As a critical thinker, it’s also necessary to disregard generalizations made about complex topics, which require in-depth research and analysis. Instead, critical thinking also necessitates the ability to draw conclusions from the evidence and the facts that you have gathered. Then, you have to be able to pass those conclusions on to the right people so they know what’s true and what’s false.

Conclusions that you’ve made in the past can sometimes change in the present or in the future so it’s vital to not be stubborn about your beliefs. Critical thinking requires that you also be flexible in your beliefs especially if you’re able to take in new evidence, and logic. A man or a woman who does not change their views on anything despite overwhelming evidence to the contrary cannot consider himself or herself to be a true critical thinker. While it can be difficult to let go of your innate biases and prejudices, you still should be open-minded and be able to accept the truth and the facts even if they contradict with yours.

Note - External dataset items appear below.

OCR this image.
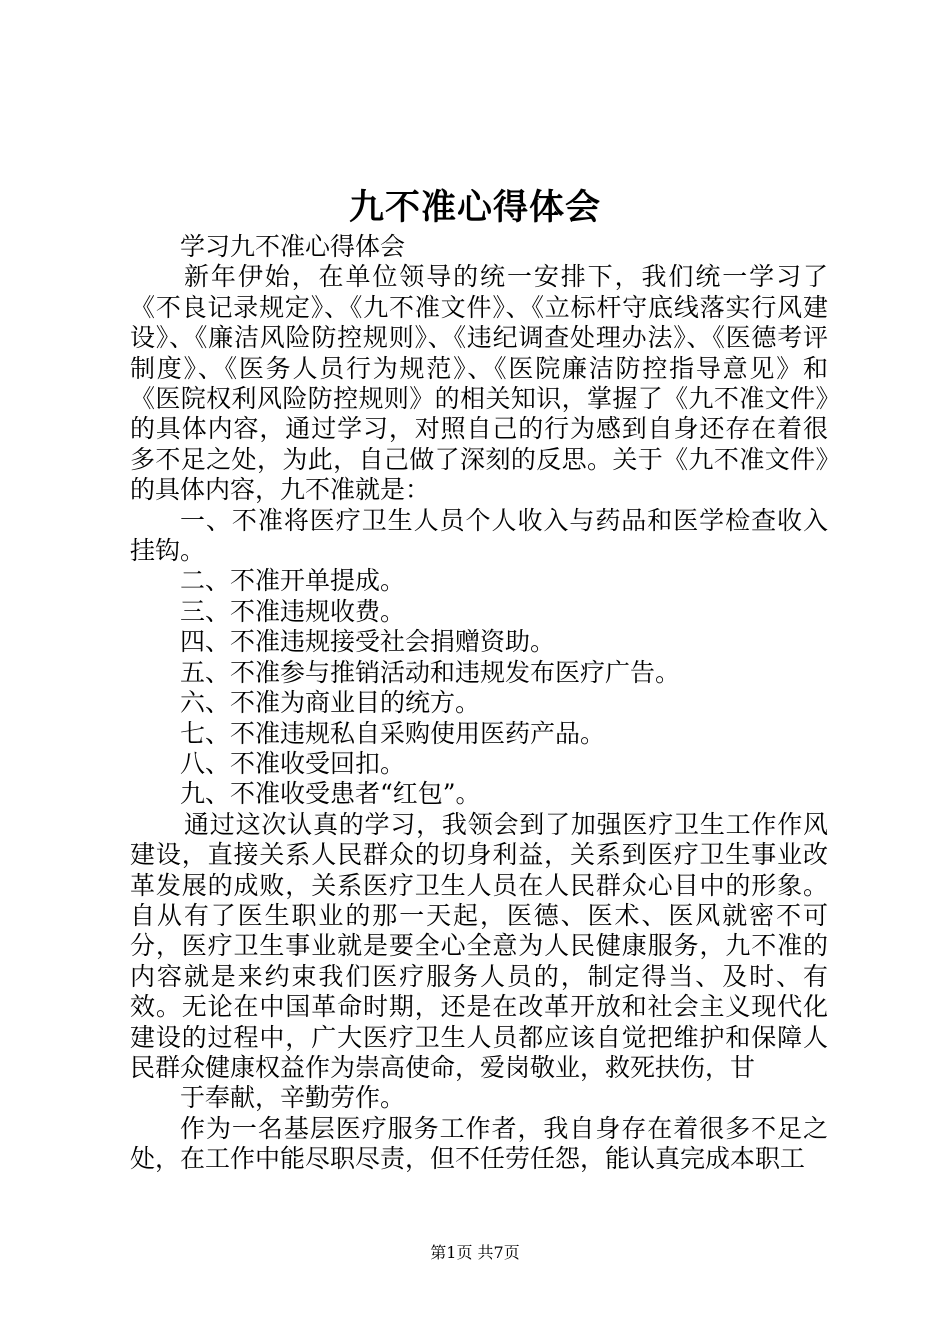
九不准心得体会

学习九不准心得体会

新年伊始，在单位领导的统一安排下，我们统一学习了《不良记录规定》、《九不准文件》、《立标杆守底线落实行风建设》、《廉洁风险防控规则》、《违纪调查处理办法》、《医德考评制度》、《医务人员行为规范》、《医院廉洁防控指导意见》和《医院权利风险防控规则》的相关知识，掌握了《九不准文件》的具体内容，通过学习，对照自己的行为感到自身还存在着很多不足之处，为此，自己做了深刻的反思。关于《九不准文件》的具体内容，九不准就是：

一、不准将医疗卫生人员个人收入与药品和医学检查收入挂钩。

二、不准开单提成。

三、不准违规收费。

四、不准违规接受社会捐赠资助。

五、不准参与推销活动和违规发布医疗广告。

六、不准为商业目的统方。

七、不准违规私自采购使用医药产品。

八、不准收受回扣。

九、不准收受患者“红包”。

通过这次认真的学习，我领会到了加强医疗卫生工作作风建设，直接关系人民群众的切身利益，关系到医疗卫生事业改革发展的成败，关系医疗卫生人员在人民群众心目中的形象。自从有了医生职业的那一天起，医德、医术、医风就密不可分，医疗卫生事业就是要全心全意为人民健康服务，九不准的内容就是来约束我们医疗服务人员的，制定得当、及时、有效。无论在中国革命时期，还是在改革开放和社会主义现代化建设的过程中，广大医疗卫生人员都应该自觉把维护和保障人民群众健康权益作为崇高使命，爱岗敬业，救死扶伤，甘

于奉献，辛勤劳作。

作为一名基层医疗服务工作者，我自身存在着很多不足之处，在工作中能尽职尽责，但不任劳任怨，能认真完成本职工

第1页 共7页
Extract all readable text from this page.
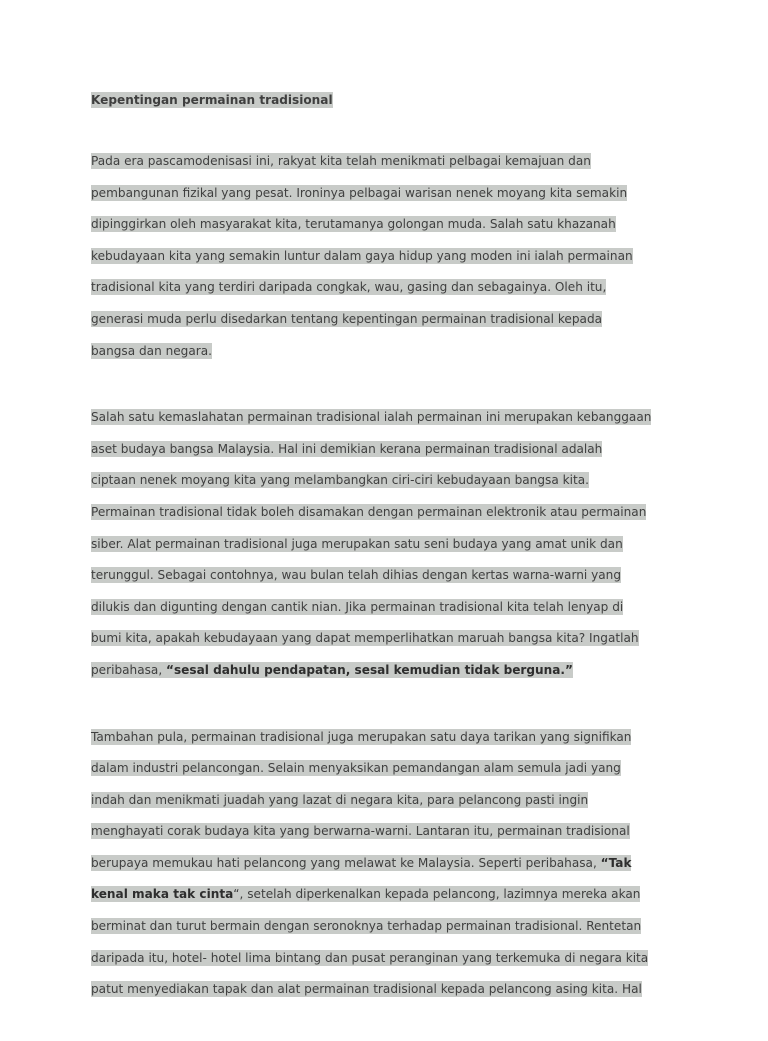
Kepentingan permainan tradisional
Pada era pascamodenisasi ini, rakyat kita telah menikmati pelbagai kemajuan dan
pembangunan fizikal yang pesat. Ironinya pelbagai warisan nenek moyang kita semakin
dipinggirkan oleh masyarakat kita, terutamanya golongan muda. Salah satu khazanah
kebudayaan kita yang semakin luntur dalam gaya hidup yang moden ini ialah permainan
tradisional kita yang terdiri daripada congkak, wau, gasing dan sebagainya. Oleh itu,
generasi muda perlu disedarkan tentang kepentingan permainan tradisional kepada
bangsa dan negara.
Salah satu kemaslahatan permainan tradisional ialah permainan ini merupakan kebanggaan
aset budaya bangsa Malaysia. Hal ini demikian kerana permainan tradisional adalah
ciptaan nenek moyang kita yang melambangkan ciri-ciri kebudayaan bangsa kita.
Permainan tradisional tidak boleh disamakan dengan permainan elektronik atau permainan
siber. Alat permainan tradisional juga merupakan satu seni budaya yang amat unik dan
terunggul. Sebagai contohnya, wau bulan telah dihias dengan kertas warna-warni yang
dilukis dan digunting dengan cantik nian. Jika permainan tradisional kita telah lenyap di
bumi kita, apakah kebudayaan yang dapat memperlihatkan maruah bangsa kita? Ingatlah
peribahasa, “sesal dahulu pendapatan, sesal kemudian tidak berguna.”
Tambahan pula, permainan tradisional juga merupakan satu daya tarikan yang signifikan
dalam industri pelancongan. Selain menyaksikan pemandangan alam semula jadi yang
indah dan menikmati juadah yang lazat di negara kita, para pelancong pasti ingin
menghayati corak budaya kita yang berwarna-warni. Lantaran itu, permainan tradisional
berupaya memukau hati pelancong yang melawat ke Malaysia. Seperti peribahasa, “Tak
kenal maka tak cinta“, setelah diperkenalkan kepada pelancong, lazimnya mereka akan
berminat dan turut bermain dengan seronoknya terhadap permainan tradisional. Rentetan
daripada itu, hotel- hotel lima bintang dan pusat peranginan yang terkemuka di negara kita
patut menyediakan tapak dan alat permainan tradisional kepada pelancong asing kita. Hal
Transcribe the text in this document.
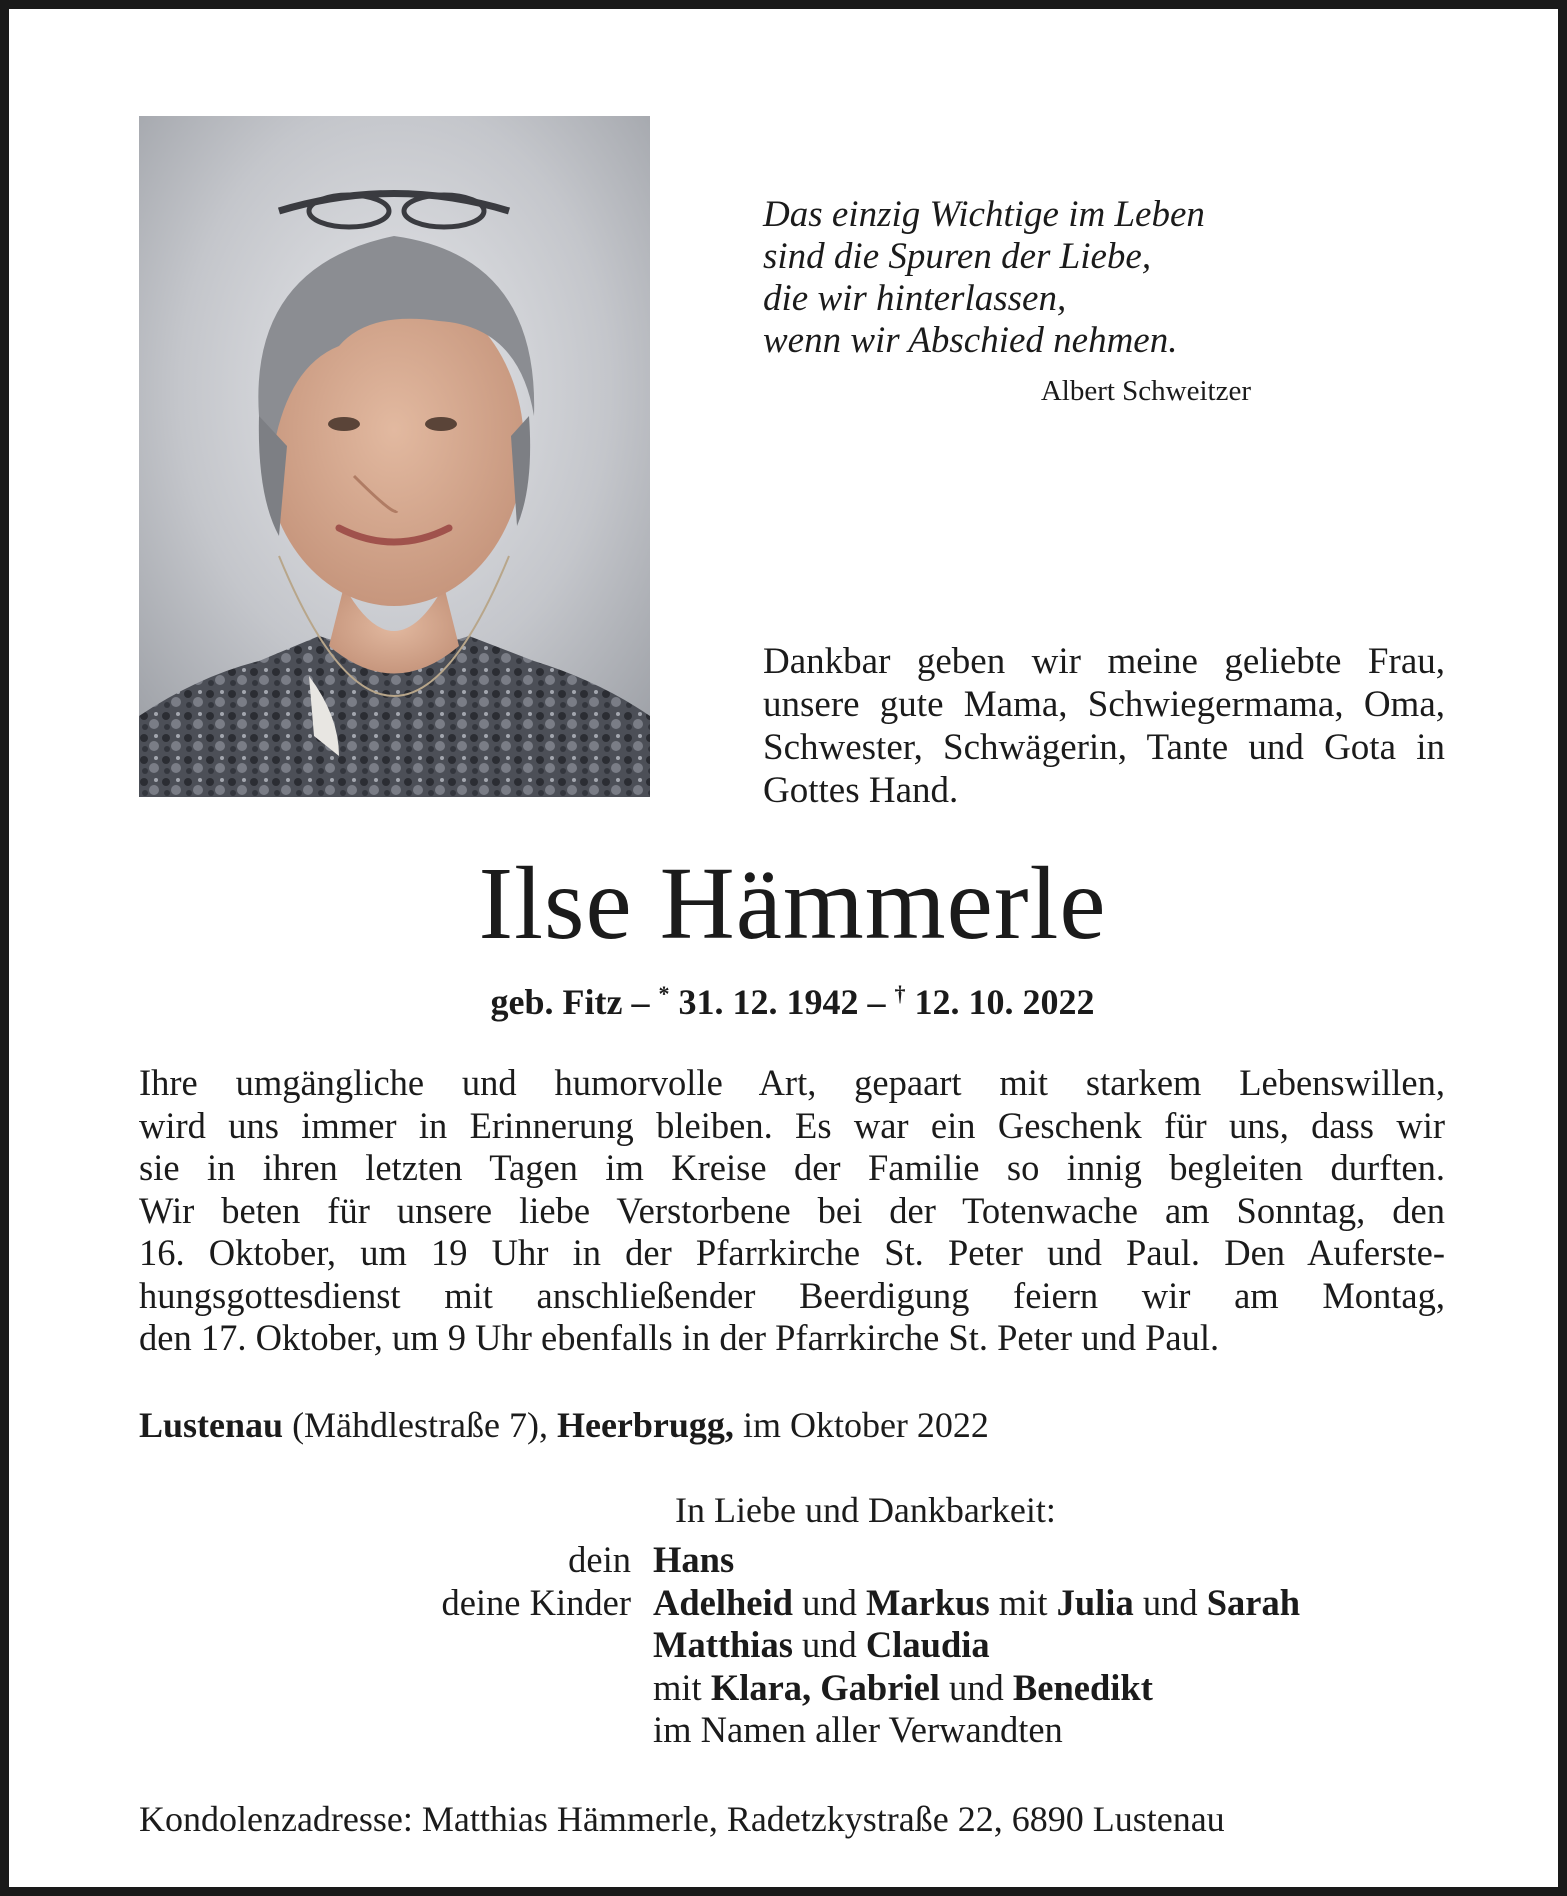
Das einzig Wichtige im Leben
sind die Spuren der Liebe,
die wir hinterlassen,
wenn wir Abschied nehmen.
Albert Schweitzer
Dankbar geben wir meine geliebte Frau, unsere gute Mama, Schwiegermama, Oma, Schwester, Schwägerin, Tante und Gota in Gottes Hand.
Ilse Hämmerle
geb. Fitz – * 31. 12. 1942 – † 12. 10. 2022
Ihre umgängliche und humorvolle Art, gepaart mit starkem Lebenswillen,
wird uns immer in Erinnerung bleiben. Es war ein Geschenk für uns, dass wir
sie in ihren letzten Tagen im Kreise der Familie so innig begleiten durften.
Wir beten für unsere liebe Verstorbene bei der Totenwache am Sonntag, den
16. Oktober, um 19 Uhr in der Pfarrkirche St. Peter und Paul. Den Auferste-
hungsgottesdienst mit anschließender Beerdigung feiern wir am Montag,
den 17. Oktober, um 9 Uhr ebenfalls in der Pfarrkirche St. Peter und Paul.
Lustenau (Mähdlestraße 7), Heerbrugg, im Oktober 2022
In Liebe und Dankbarkeit:
dein Hans
deine Kinder Adelheid und Markus mit Julia und Sarah
Matthias und Claudia
mit Klara, Gabriel und Benedikt
im Namen aller Verwandten
Kondolenzadresse: Matthias Hämmerle, Radetzkystraße 22, 6890 Lustenau
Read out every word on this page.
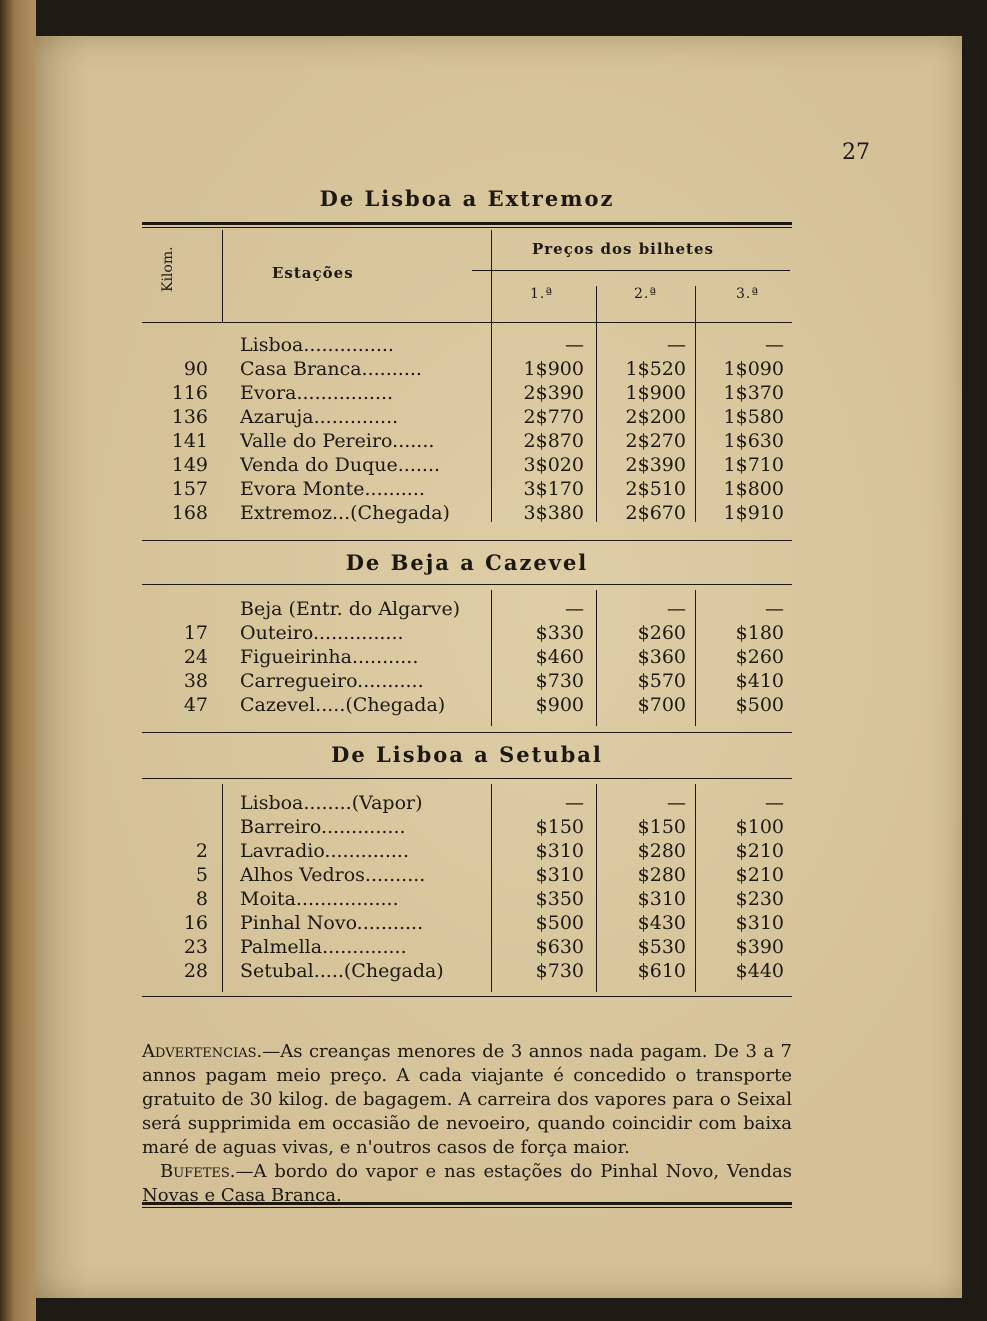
27
De Lisboa a Extremoz
Kilom.	Estações
Preços dos bilhetes
1.ª	2.ª	3.ª
Lisboa...............	—	—	—
90 Casa Branca..........	1$900	1$520	1$090
116 Evora................	2$390	1$900	1$370
136 Azaruja..............	2$770	2$200	1$580
141 Valle do Pereiro.......	2$870	2$270	1$630
149 Venda do Duque.......	3$020	2$390	1$710
157 Evora Monte..........	3$170	2$510	1$800
168 Extremoz...(Chegada)	3$380	2$670	1$910
De Beja a Cazevel
Beja (Entr. do Algarve)	—	—	—
17 Outeiro...............	$330	$260	$180
24 Figueirinha...........	$460	$360	$260
38 Carregueiro...........	$730	$570	$410
47 Cazevel.....(Chegada)	$900	$700	$500
De Lisboa a Setubal
Lisboa........(Vapor)	—	—	—
Barreiro..............	$150	$150	$100
2 Lavradio..............	$310	$280	$210
5 Alhos Vedros..........	$310	$280	$210
8 Moita.................	$350	$310	$230
16 Pinhal Novo...........	$500	$430	$310
23 Palmella..............	$630	$530	$390
28 Setubal.....(Chegada)	$730	$610	$440

Advertencias.—As creanças menores de 3 annos nada pagam. De 3 a 7 annos pagam meio preço. A cada viajante é concedido o transporte gratuito de 30 kilog. de bagagem. A carreira dos vapores para o Seixal será supprimida em occasião de nevoeiro, quando coincidir com baixa maré de aguas vivas, e n'outros casos de força maior.

Bufetes.—A bordo do vapor e nas estações do Pinhal Novo, Vendas Novas e Casa Branca.
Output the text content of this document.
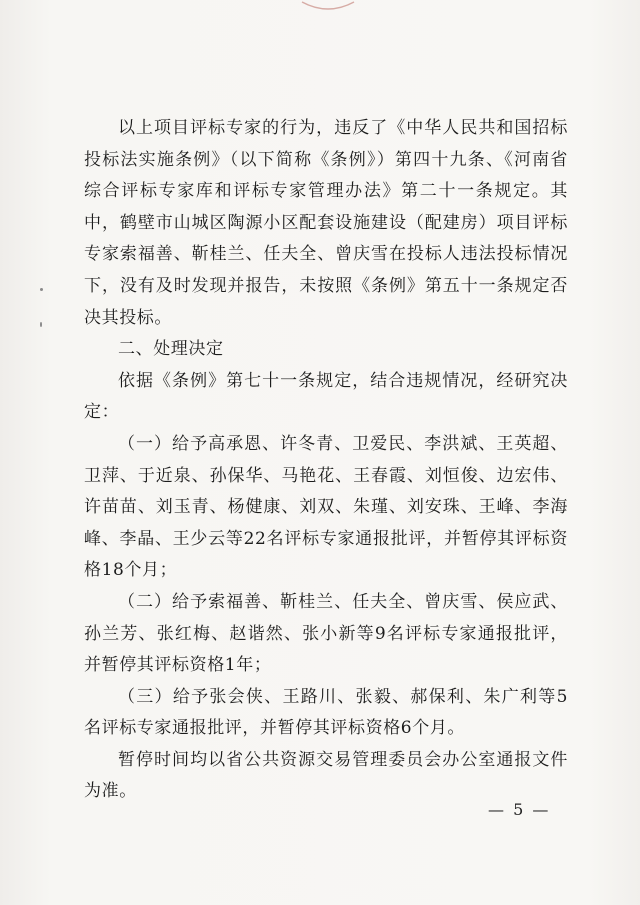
以上项目评标专家的行为，违反了《中华人民共和国招标投标法实施条例》（以下简称《条例》）第四十九条、《河南省综合评标专家库和评标专家管理办法》第二十一条规定。其中，鹤壁市山城区陶源小区配套设施建设（配建房）项目评标专家索福善、靳桂兰、任夫全、曾庆雪在投标人违法投标情况下，没有及时发现并报告，未按照《条例》第五十一条规定否决其投标。

二、处理决定

依据《条例》第七十一条规定，结合违规情况，经研究决定：

（一）给予高承恩、许冬青、卫爱民、李洪斌、王英超、卫萍、于近泉、孙保华、马艳花、王春霞、刘恒俊、边宏伟、许苗苗、刘玉青、杨健康、刘双、朱瑾、刘安珠、王峰、李海峰、李晶、王少云等22名评标专家通报批评，并暂停其评标资格18个月；

（二）给予索福善、靳桂兰、任夫全、曾庆雪、侯应武、孙兰芳、张红梅、赵谐然、张小新等9名评标专家通报批评，并暂停其评标资格1年；

（三）给予张会侠、王路川、张毅、郝保利、朱广利等5名评标专家通报批评，并暂停其评标资格6个月。

暂停时间均以省公共资源交易管理委员会办公室通报文件为准。

— 5 —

If your mother, someone who you loved and respected, happened to have told you one day that the sky was the color red instead of blue, would you accept her statement at face value or would you go outside of the house to check, verify her statement to see if it was true or false? If you are not a critical thinker and a great son, you would choose option #1 and believe that statement without actually checking to see if it’s true. If you are a critical thinker but still a good son, you would choose option #2 and tell your mother later that the sky is actually blue because you went outside to see its’ color for yourself. Even if your mom might be offended by your conclusion, she would still love and respect you for being a critical thinker as is necessary.

To put it bluntly, there are a lot of people out there in different industries that are not critical thinkers and they’re hoping the same about you. I don’t want to name names but you’re likely to encounter them in your neighborhood, your city, and your city. However, if you’re able to develop the right personal habits and characteristics, you’ll be able to set yourself apart as a real critical thinker rather than just a person who believes what he hears, reads, or listens to all of the time regardless of the source it’s coming from.

Those habits involve being a problem solver, an evidence gatherer, a decision maker, a rational thinker, being able to reason with others, and an inquisitive learner above all else. While critical thinking isn’t mandatory in life, you’ll still go a lot further and succeed more when you put those skills and habits to use when compared to those who don’t. If you’re an open-minded, intelligent, mature, and inquisitive person, you’ll turn out to be a good critical thinker and a positive example for others to follow.